VATICAN CITY — Cardinal Pell’s intervention. The Synod on the Family may have concluded in the Vatican, but a “virtual synod” is now underway in the media. And one high-ranking cardinal is urging people not to believe the spin.
On Sunday morning, prior to the noonday Angelus, Aleteia spoke with Cardinal George Pell, Prefect of the Vatican Secretariat for the Economy, about his assessment of the final synodal document and how it should rightly be interpreted. The Australian Cardinal also explained how clergy, ordinary Catholics and all people should navigate their way through the “virtual synod.”
Your Eminence, what is your overall assessment of the final synodal document?
It’s a consensus document. All of the 94 paragraphs were passed. Two of them, one in particular, scraped through to two thirds by just one vote, not because they are heretical but because they weren’t clear enough.
The document is well structured, it’s elegantly written and in no sense is it intellectually embarrassing, as the Instrumentum Laboris was. Furthermore, it endorses no departures from Church doctrine or fundamental practices.
The document also has an adequate teaching on conscience. Conscience has to be formed according to the teachings of the Church, and on the subject of divorce and remarriage, according to the full teachings of John Paul II and the teachings of the Church.

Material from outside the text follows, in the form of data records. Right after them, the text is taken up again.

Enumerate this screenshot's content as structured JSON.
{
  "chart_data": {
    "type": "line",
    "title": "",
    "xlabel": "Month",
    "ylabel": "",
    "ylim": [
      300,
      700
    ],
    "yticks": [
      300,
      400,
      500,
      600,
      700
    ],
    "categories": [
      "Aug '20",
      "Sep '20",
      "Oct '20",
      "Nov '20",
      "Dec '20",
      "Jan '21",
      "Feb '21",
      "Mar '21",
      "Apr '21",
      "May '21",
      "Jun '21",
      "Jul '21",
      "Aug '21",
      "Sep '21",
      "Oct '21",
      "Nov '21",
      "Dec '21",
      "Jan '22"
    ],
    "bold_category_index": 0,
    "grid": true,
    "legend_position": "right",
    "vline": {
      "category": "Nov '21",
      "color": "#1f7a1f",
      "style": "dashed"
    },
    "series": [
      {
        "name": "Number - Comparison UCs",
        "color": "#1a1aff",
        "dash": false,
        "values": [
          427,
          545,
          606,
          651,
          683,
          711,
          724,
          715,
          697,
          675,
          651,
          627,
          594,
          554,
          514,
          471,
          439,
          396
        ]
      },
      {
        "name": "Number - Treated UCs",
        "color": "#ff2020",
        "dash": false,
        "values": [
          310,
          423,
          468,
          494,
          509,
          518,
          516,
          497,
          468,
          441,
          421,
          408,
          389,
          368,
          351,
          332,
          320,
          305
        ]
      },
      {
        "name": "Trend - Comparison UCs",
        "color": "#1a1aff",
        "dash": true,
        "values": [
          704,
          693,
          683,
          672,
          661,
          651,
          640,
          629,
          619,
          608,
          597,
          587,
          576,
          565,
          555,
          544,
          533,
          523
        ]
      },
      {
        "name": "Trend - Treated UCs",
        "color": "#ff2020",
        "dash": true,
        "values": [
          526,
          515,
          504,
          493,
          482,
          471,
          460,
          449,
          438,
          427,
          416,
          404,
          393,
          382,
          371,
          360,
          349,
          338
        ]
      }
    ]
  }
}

Following the release of the synod document, headlines in the European press included: “Divorced people to be allowed to receive Holy Communion on ‘case by case’ basis” while others in the media are referring to paragraphs 85 and 86 as “the paragraphs on communion for the divorced and remarried.”
Those headlines are inaccurate, unjustified and misleading. People should read the document, not what has been spun to them. I also think it is important for the press to actually read what was said and not just unthinkingly take the line which they’re being fed.

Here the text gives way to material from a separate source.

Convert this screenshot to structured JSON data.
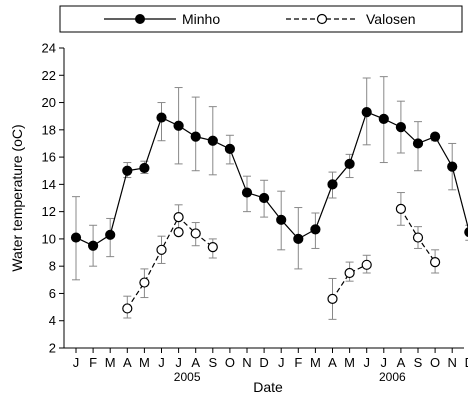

Paragraphs 85 and 86 are not on communion for the divorced and remarried. Communion for the divorced and remarried wasn’t mentioned in the document. It wasn’t mentioned even as a possibility. No endorsement has been given for it, and if priests or people are to use their conscience, they have to have an informed conscience based on the teachings of the Church.
The “discernment” spoken of in paragraph 85 must be effected in light of all of the teachings of John Paul II, especially Familiaris Consortio. In the middle of the paragraph, it says “according to the teaching of the Church.”

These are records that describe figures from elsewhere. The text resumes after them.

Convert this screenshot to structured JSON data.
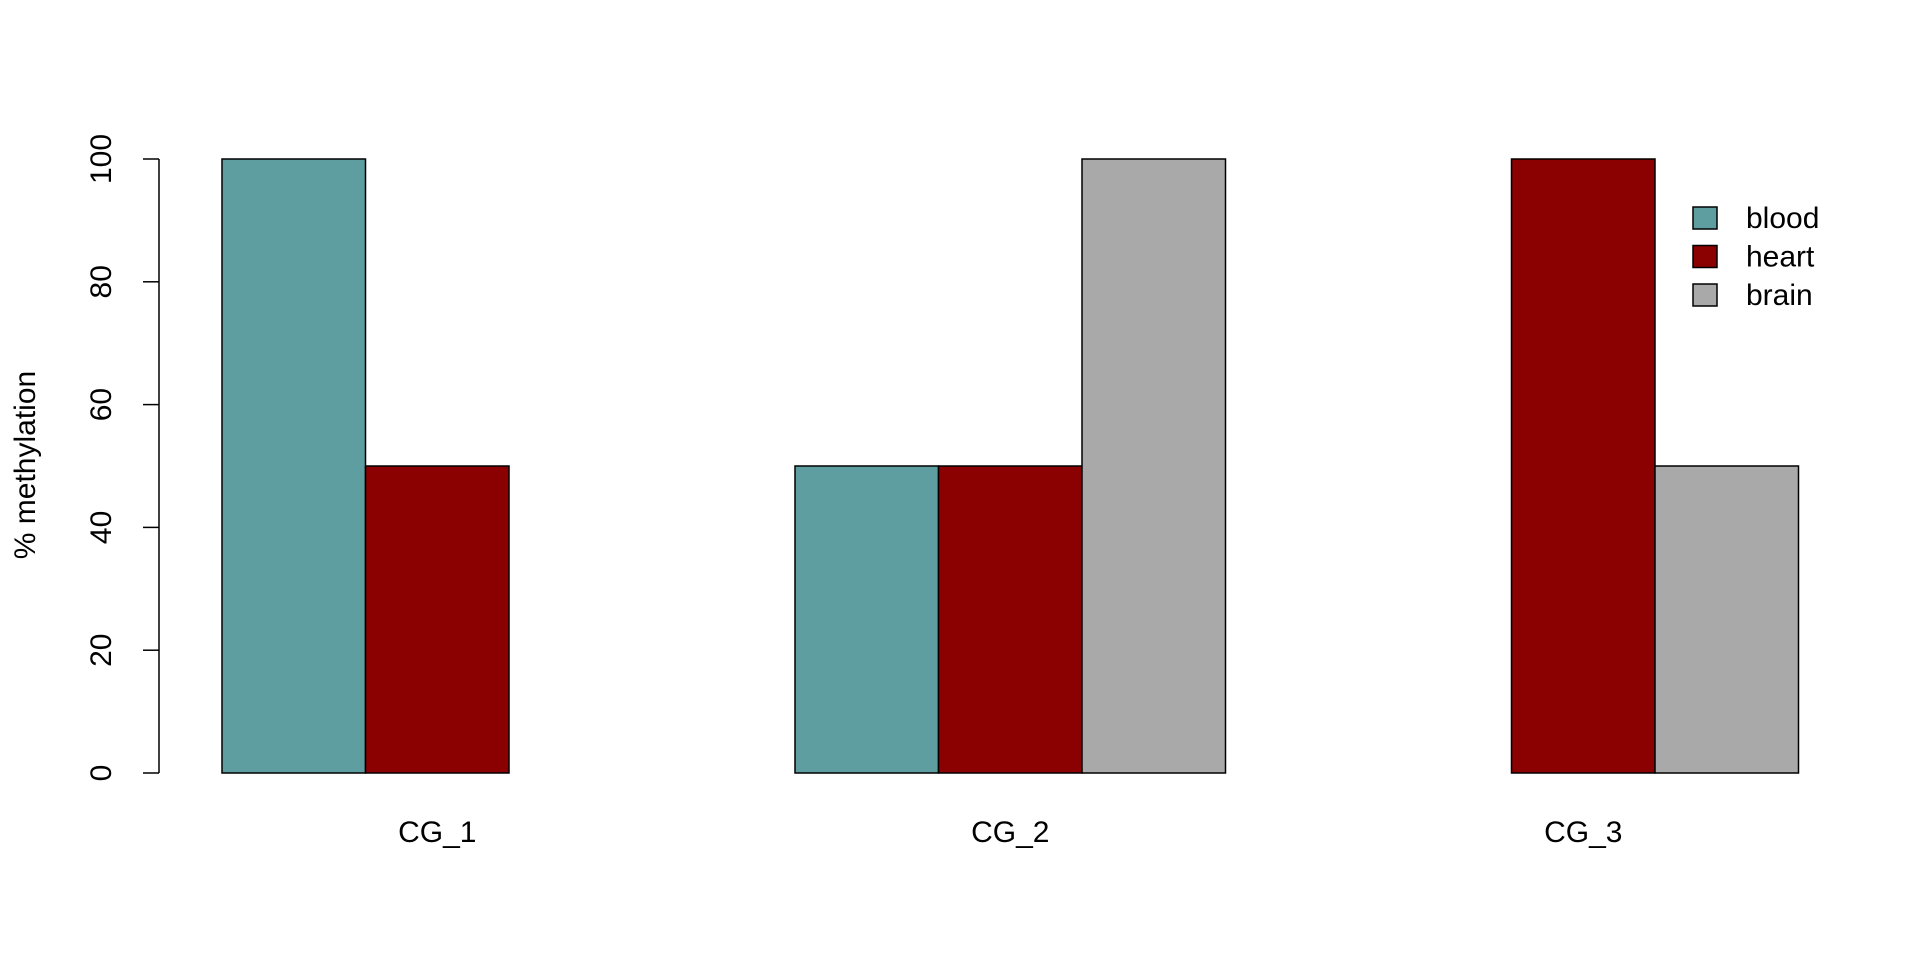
{
  "chart_data": {
    "type": "bar",
    "title": "",
    "xlabel": "",
    "ylabel": "% methylation",
    "ylim": [
      0,
      100
    ],
    "yticks": [
      "0",
      "20",
      "40",
      "60",
      "80",
      "100"
    ],
    "categories": [
      "CG_1",
      "CG_2",
      "CG_3"
    ],
    "series": [
      {
        "name": "blood",
        "values": [
          100,
          50,
          0
        ],
        "color": "#5F9EA0"
      },
      {
        "name": "heart",
        "values": [
          50,
          50,
          100
        ],
        "color": "#8B0000"
      },
      {
        "name": "brain",
        "values": [
          0,
          100,
          50
        ],
        "color": "#A9A9A9"
      }
    ],
    "grid": false,
    "legend_position": "top-right"
  }
}
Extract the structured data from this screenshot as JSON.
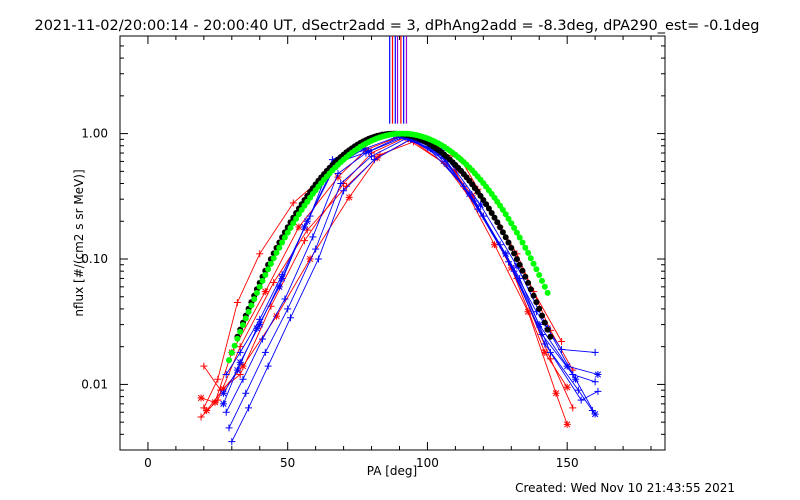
{
  "chart_data": {
    "type": "scatter",
    "title": "2021-11-02/20:00:14 - 20:00:40 UT, dSectr2add = 3, dPhAng2add = -8.3deg, dPA290_est= -0.1deg",
    "xlabel": "PA [deg]",
    "ylabel": "nflux [#/(cm2 s sr MeV)]",
    "xlim": [
      -10,
      185
    ],
    "ylim": [
      0.003,
      6
    ],
    "yscale": "log",
    "xticks": [
      0,
      50,
      100,
      150
    ],
    "xtick_labels": [
      "0",
      "50",
      "100",
      "150"
    ],
    "yticks": [
      0.01,
      0.1,
      1
    ],
    "ytick_labels": [
      "0.01",
      "0.10",
      "1.00"
    ],
    "footer": "Created: Wed Nov 10 21:43:55 2021",
    "colors": {
      "red": "#ff0000",
      "blue": "#0000ff",
      "black": "#000000",
      "green": "#00ff00",
      "purple": "#9900cc"
    },
    "vertical_markers": [
      {
        "x": 86.5,
        "color": "#0000ff"
      },
      {
        "x": 87.5,
        "color": "#ff0000"
      },
      {
        "x": 88.5,
        "color": "#0000ff"
      },
      {
        "x": 89.3,
        "color": "#9900cc"
      },
      {
        "x": 90.5,
        "color": "#ff0000"
      },
      {
        "x": 91.5,
        "color": "#0000ff"
      },
      {
        "x": 92.5,
        "color": "#9900cc"
      }
    ],
    "marker_range": [
      1.2,
      6
    ],
    "fit_curves": [
      {
        "name": "fit-black",
        "color": "#000000",
        "center": 88,
        "sigma": 20.5,
        "xrange": [
          32,
          144
        ]
      },
      {
        "name": "fit-green",
        "color": "#00ff00",
        "center": 91,
        "sigma": 21.5,
        "xrange": [
          29,
          143
        ]
      }
    ],
    "series": [
      {
        "name": "red-1",
        "color": "#ff0000",
        "marker": "+",
        "x": [
          20,
          25,
          32,
          40,
          52,
          66,
          76,
          88,
          104,
          118,
          132,
          144,
          152
        ],
        "y": [
          0.0065,
          0.011,
          0.045,
          0.11,
          0.28,
          0.52,
          0.82,
          0.97,
          0.72,
          0.36,
          0.11,
          0.027,
          0.013
        ]
      },
      {
        "name": "red-2",
        "color": "#ff0000",
        "marker": "*",
        "x": [
          19,
          24,
          30,
          42,
          54,
          68,
          78,
          90,
          103,
          116,
          130,
          142,
          150
        ],
        "y": [
          0.0078,
          0.0072,
          0.018,
          0.055,
          0.18,
          0.45,
          0.74,
          0.95,
          0.78,
          0.32,
          0.085,
          0.018,
          0.0095
        ]
      },
      {
        "name": "red-3",
        "color": "#ff0000",
        "marker": "+",
        "x": [
          20,
          26,
          33,
          44,
          56,
          70,
          80,
          92,
          106,
          120,
          132,
          144,
          152
        ],
        "y": [
          0.014,
          0.009,
          0.012,
          0.042,
          0.14,
          0.4,
          0.7,
          0.93,
          0.58,
          0.22,
          0.07,
          0.016,
          0.0065
        ]
      },
      {
        "name": "red-4",
        "color": "#ff0000",
        "marker": "*",
        "x": [
          21,
          27,
          34,
          46,
          58,
          72,
          82,
          94,
          110,
          124,
          136,
          146,
          150
        ],
        "y": [
          0.0062,
          0.0092,
          0.014,
          0.035,
          0.1,
          0.31,
          0.64,
          0.9,
          0.5,
          0.13,
          0.038,
          0.0085,
          0.0048
        ]
      },
      {
        "name": "red-5",
        "color": "#ff0000",
        "marker": "+",
        "x": [
          19,
          25,
          33,
          45,
          57,
          71,
          83,
          95,
          112,
          126,
          138,
          148
        ],
        "y": [
          0.0055,
          0.0075,
          0.02,
          0.065,
          0.17,
          0.38,
          0.68,
          0.86,
          0.62,
          0.18,
          0.055,
          0.022
        ]
      },
      {
        "name": "blue-1",
        "color": "#0000ff",
        "marker": "+",
        "x": [
          28,
          33,
          40,
          48,
          58,
          66,
          76,
          88,
          100,
          113,
          126,
          139,
          148,
          160
        ],
        "y": [
          0.012,
          0.018,
          0.033,
          0.075,
          0.22,
          0.62,
          0.8,
          0.97,
          0.78,
          0.38,
          0.13,
          0.038,
          0.019,
          0.018
        ]
      },
      {
        "name": "blue-2",
        "color": "#0000ff",
        "marker": "*",
        "x": [
          27,
          32,
          39,
          47,
          56,
          67,
          77,
          90,
          102,
          115,
          128,
          140,
          150,
          161
        ],
        "y": [
          0.0085,
          0.013,
          0.028,
          0.06,
          0.18,
          0.55,
          0.75,
          0.96,
          0.75,
          0.33,
          0.11,
          0.03,
          0.014,
          0.012
        ]
      },
      {
        "name": "blue-3",
        "color": "#0000ff",
        "marker": "+",
        "x": [
          28,
          34,
          41,
          49,
          59,
          68,
          78,
          92,
          104,
          117,
          129,
          141,
          152,
          160
        ],
        "y": [
          0.006,
          0.011,
          0.023,
          0.048,
          0.15,
          0.48,
          0.7,
          0.95,
          0.7,
          0.29,
          0.095,
          0.025,
          0.012,
          0.0105
        ]
      },
      {
        "name": "blue-4",
        "color": "#0000ff",
        "marker": "+",
        "x": [
          29,
          35,
          42,
          50,
          60,
          69,
          80,
          93,
          106,
          118,
          131,
          142,
          154,
          159
        ],
        "y": [
          0.0045,
          0.0085,
          0.018,
          0.04,
          0.12,
          0.4,
          0.66,
          0.93,
          0.64,
          0.25,
          0.08,
          0.021,
          0.009,
          0.0062
        ]
      },
      {
        "name": "blue-5",
        "color": "#0000ff",
        "marker": "*",
        "x": [
          27,
          33,
          40,
          48,
          57,
          67,
          79,
          91,
          105,
          119,
          132,
          143,
          153,
          160
        ],
        "y": [
          0.007,
          0.015,
          0.03,
          0.07,
          0.2,
          0.58,
          0.72,
          0.96,
          0.73,
          0.27,
          0.088,
          0.028,
          0.011,
          0.0058
        ]
      },
      {
        "name": "blue-6",
        "color": "#0000ff",
        "marker": "+",
        "x": [
          30,
          36,
          43,
          51,
          61,
          70,
          81,
          94,
          107,
          120,
          133,
          144,
          155,
          161
        ],
        "y": [
          0.0035,
          0.0065,
          0.014,
          0.034,
          0.1,
          0.35,
          0.62,
          0.9,
          0.6,
          0.22,
          0.07,
          0.018,
          0.0075,
          0.0088
        ]
      }
    ]
  }
}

To be clear then, paragraphs 85 and 86 do not leave the door open to communion for the divorced and remarried, as some in the Church and the media are suggesting?
The final document certainly doesn’t, but people need to read it. It’s a consensus document and there is no consensus for Communion for the divorced and remarried. It wasn’t mentioned in that paragraph. Undoubtedly some people would like it to pave the way for change, and will try to use it for that.
I too would have appreciated a bit more clarity in these matters. But there is no heresy in the synodal document at all, as one senior official involved with the document has said.
What would you say, then, to those in the Church and the media who say things are not “black and white” on the issue of communion for the divorced and remarried?
Things aren’t always gray. Sometimes things are black and white. War, exploitation of women, exploitation of children, drug running, there is black and white on those issues. And there is clear teaching from Jesus on marriage, family and sexuality.
The Church in this document has spoken very mercifully and has shown that it understands the enormous of complexity and variety of situations, whether Catholics or others find themselves. So it’s not all gray. There are are number of condemnations quite explicitly in the document. Not everything is black and white, but life is a rich texture of many, many colors, and the Church has got to put forward pure and undiluted teaching of Jesus Christ on these matters.
Paragraph 85 is clear: You can exercise your conscience defined adequately in paragraph 63. On these matters, following the full teaching of John Paul II and the teachings of the Church. We’ve been given no right to turn Church teaching upside down in that paragraph. Read it carefully.
During one of the synod press briefings, we heard a synod participant from Germany say he thought subjects like communion for the divorced and remarried, and matters pertaining to homosexuality—including the Church’s acceptance of active homosexual relationships—should be devolved to the local level.
Doctrine is one. The parties that are involved in this aren’t so much those who want devolution. The parties are those, unfortunately, inside and outside the Church who want us to rewrite the Catholic Church’s teachings on sexuality, marriage and the family and go in the way of a radically liberal interpretation of Christianity that has already destroyed the Catholic Church in Belgium, Holland and Quebec, and has enormously damaged the radically liberal Protestant churches.
The lessons of history on this particular matter are absolutely clear. The synod does not endorse any such change, and for us to head in that direction would be an enormous mistake.
As the “virtual synod” continues in the media, how should clergy and everyday Catholics navigate their way through it? What’s the solution?
The teachings of Jesus as interpreted by the Catholic Church over the years. And that includes the Gospels (i.e., Jesus’ teaching on adultery and remarriage); the Council of Trent; John Paul II and Benedict XVI. There’s no way around it.
Diane Montagna is Rome correspondent for Aleteia’s English edition.